Crystallization of pseudopolymorphic forms of sodium naproxen in mixed solvent systems

Abstract

Several pseudopolymorphic forms of sodium naproxen were crystallized from methanol-water and ethanol-water solutions, including hydrated and alcohol-solvated forms. Results showed that the transitions of the pseudopolymorphic forms occur at temperatures that depend upon the solvent concentration. Results also revealed that water activity is a controlling factor for the transitions because regardless of which alcohol solvent mixture was used. The heats of solution for each pseudopolymorph were estimated by fitting the solubility data with the van't Hoff equation. The stability of hydrated forms over solvated forms at higher temperatures was proven for enantiotropic systems from a thermodynamic cycle. A 1:1 methanol-solvated form of sodium naproxen was discovered and fully characterized using a variety of analytical techniques. For further analysis, a single crystal was performed and revealed a two to three ratio solvate of sodium naproxen to methanol. The 1.5 solvate was shown to not be representative of the entire sample, but still provided insight into the bonding of the methanol solvent in sodium naproxen.
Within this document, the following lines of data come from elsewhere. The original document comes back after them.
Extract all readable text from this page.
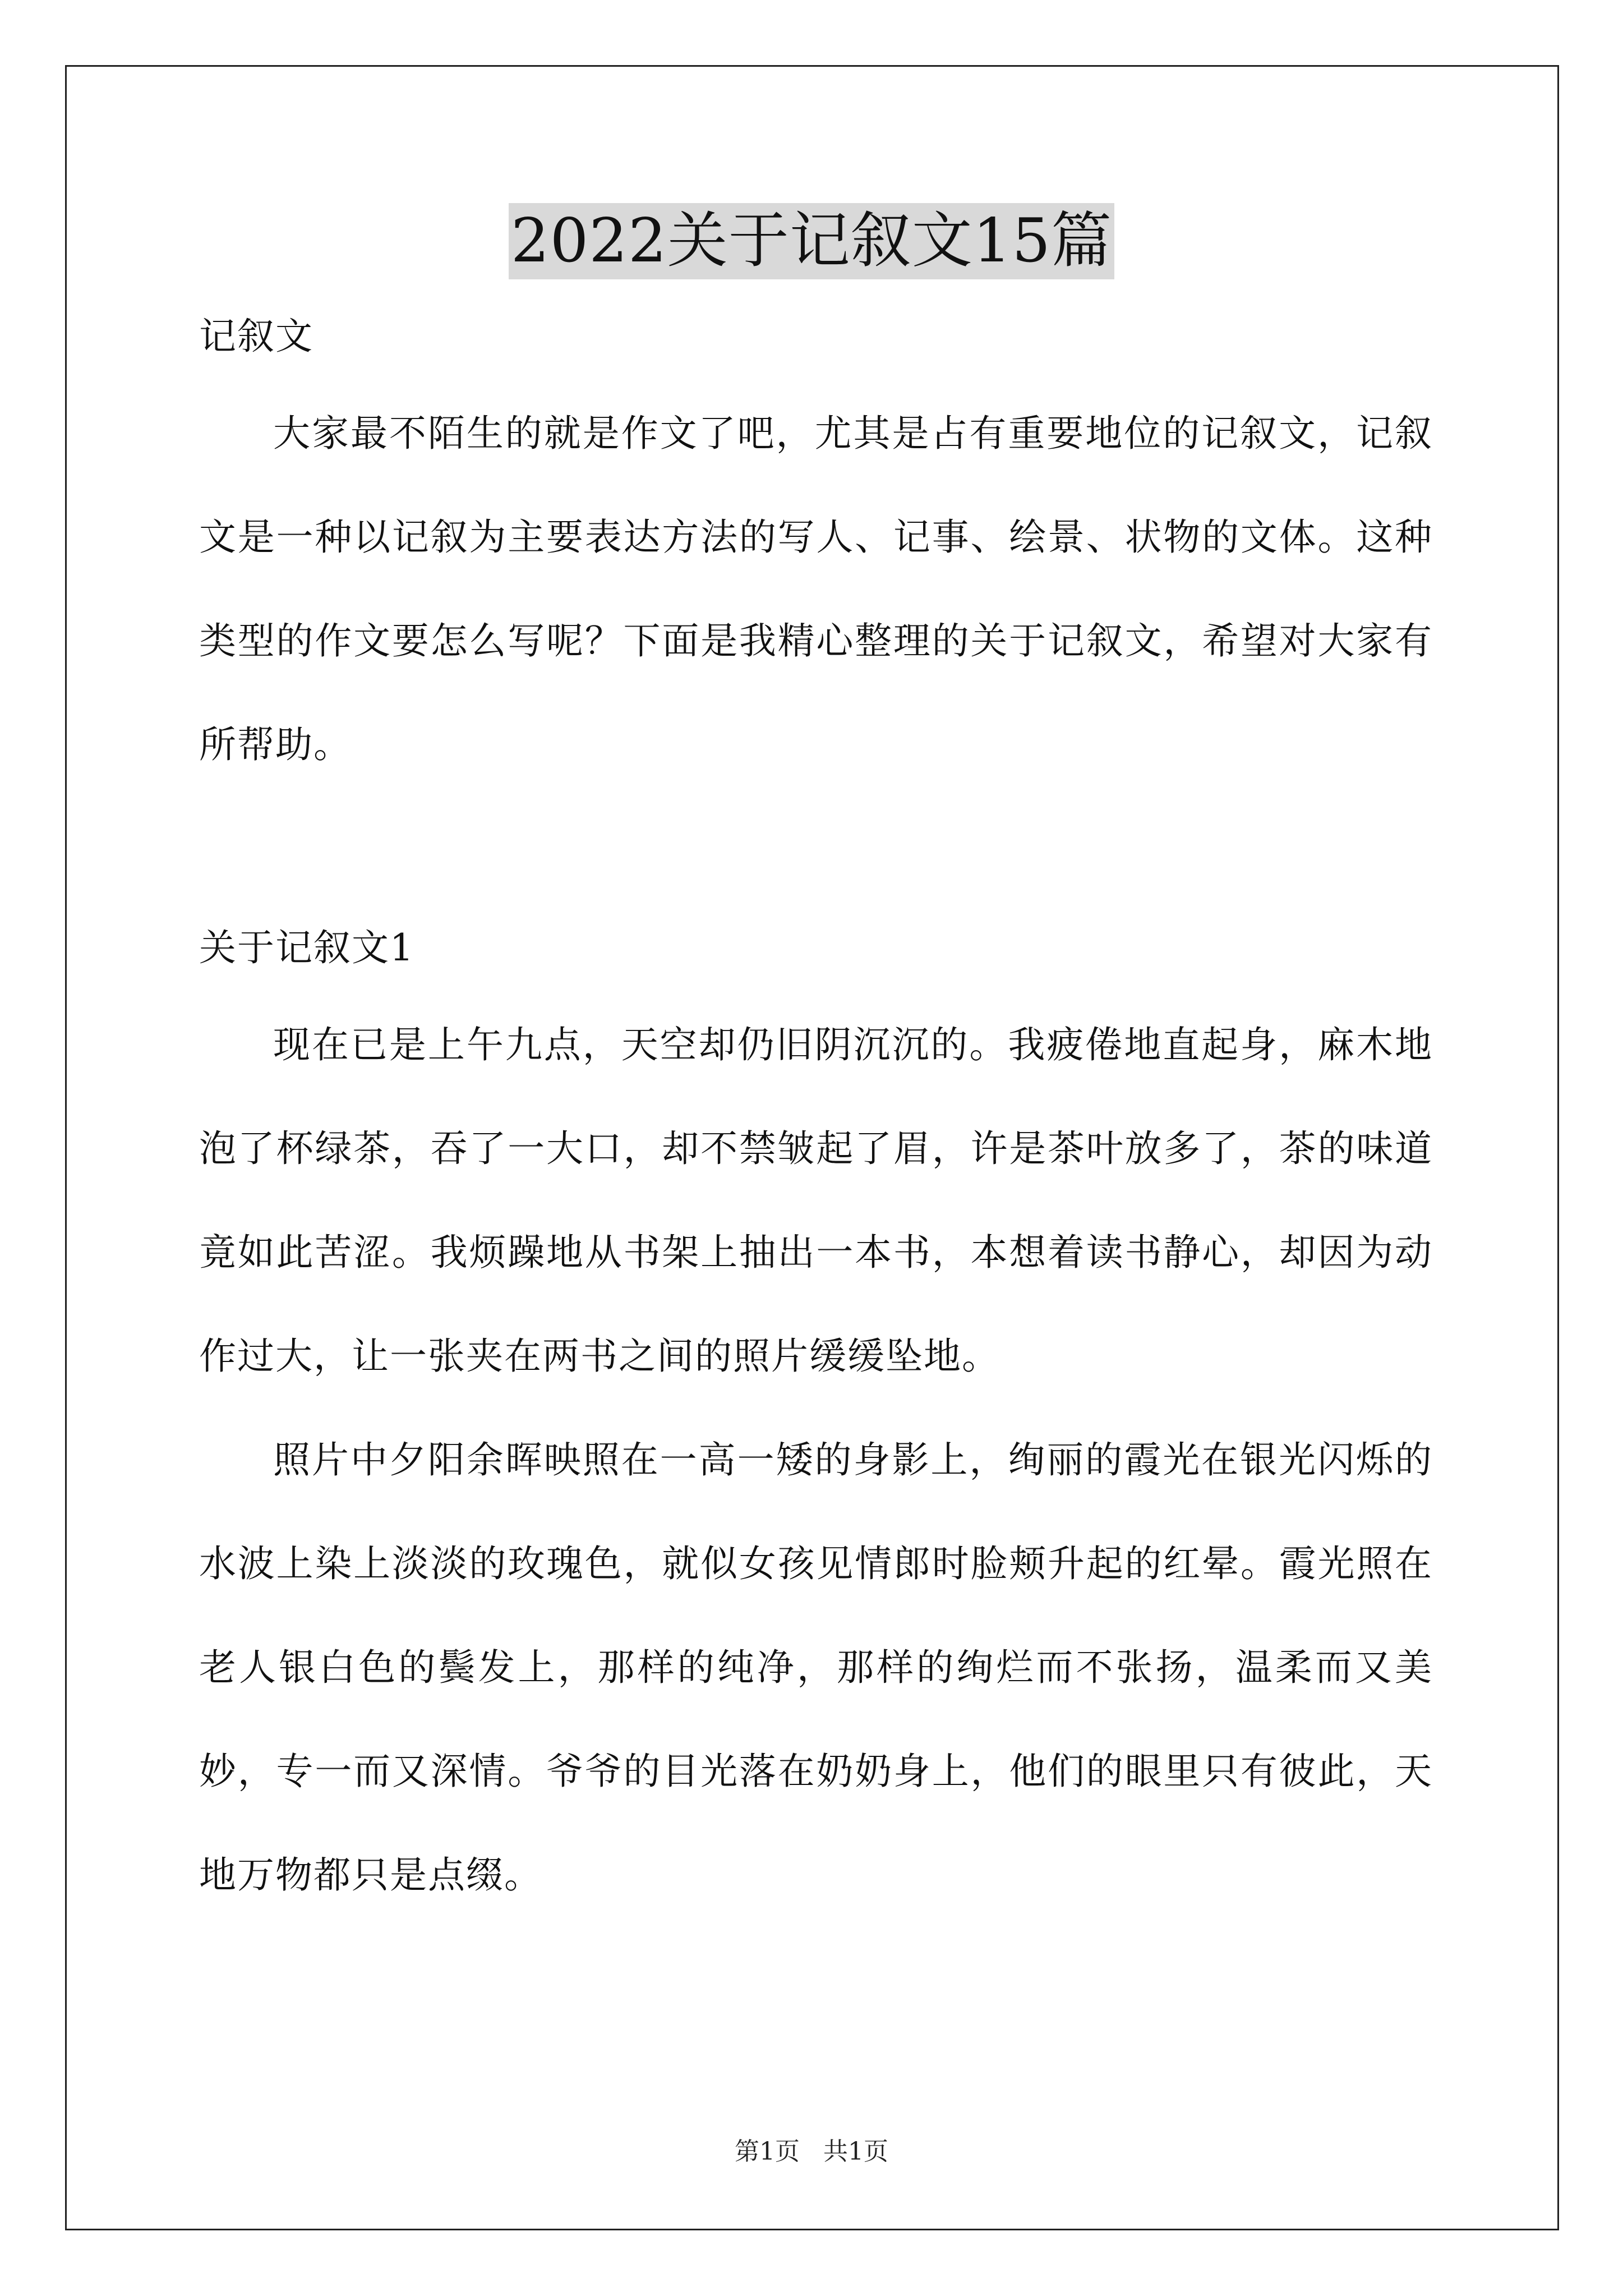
2022关于记叙文15篇

记叙文

大家最不陌生的就是作文了吧，尤其是占有重要地位的记叙文，记叙文是一种以记叙为主要表达方法的写人、记事、绘景、状物的文体。这种类型的作文要怎么写呢？下面是我精心整理的关于记叙文，希望对大家有所帮助。

关于记叙文1

现在已是上午九点，天空却仍旧阴沉沉的。我疲倦地直起身，麻木地泡了杯绿茶，吞了一大口，却不禁皱起了眉，许是茶叶放多了，茶的味道竟如此苦涩。我烦躁地从书架上抽出一本书，本想着读书静心，却因为动作过大，让一张夹在两书之间的照片缓缓坠地。

照片中夕阳余晖映照在一高一矮的身影上，绚丽的霞光在银光闪烁的水波上染上淡淡的玫瑰色，就似女孩见情郎时脸颊升起的红晕。霞光照在老人银白色的鬓发上，那样的纯净，那样的绚烂而不张扬，温柔而又美妙，专一而又深情。爷爷的目光落在奶奶身上，他们的眼里只有彼此，天地万物都只是点缀。

第1页 共1页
Additionally, the ability of sodium naproxen to solvate with other alcohol solvents was explored, specifically looking at comparisons between pure ethanol, 1-propanol, 2-propanol, 1-butanol, and isobutanol solvents. It was shown that as the size of the alcohol increases and/or branching increases the ability to solvate decreases in relation to the molar amount of the alcohol present in the crystal structure. Additionally larger, branched alcohols required more energy to desolvate.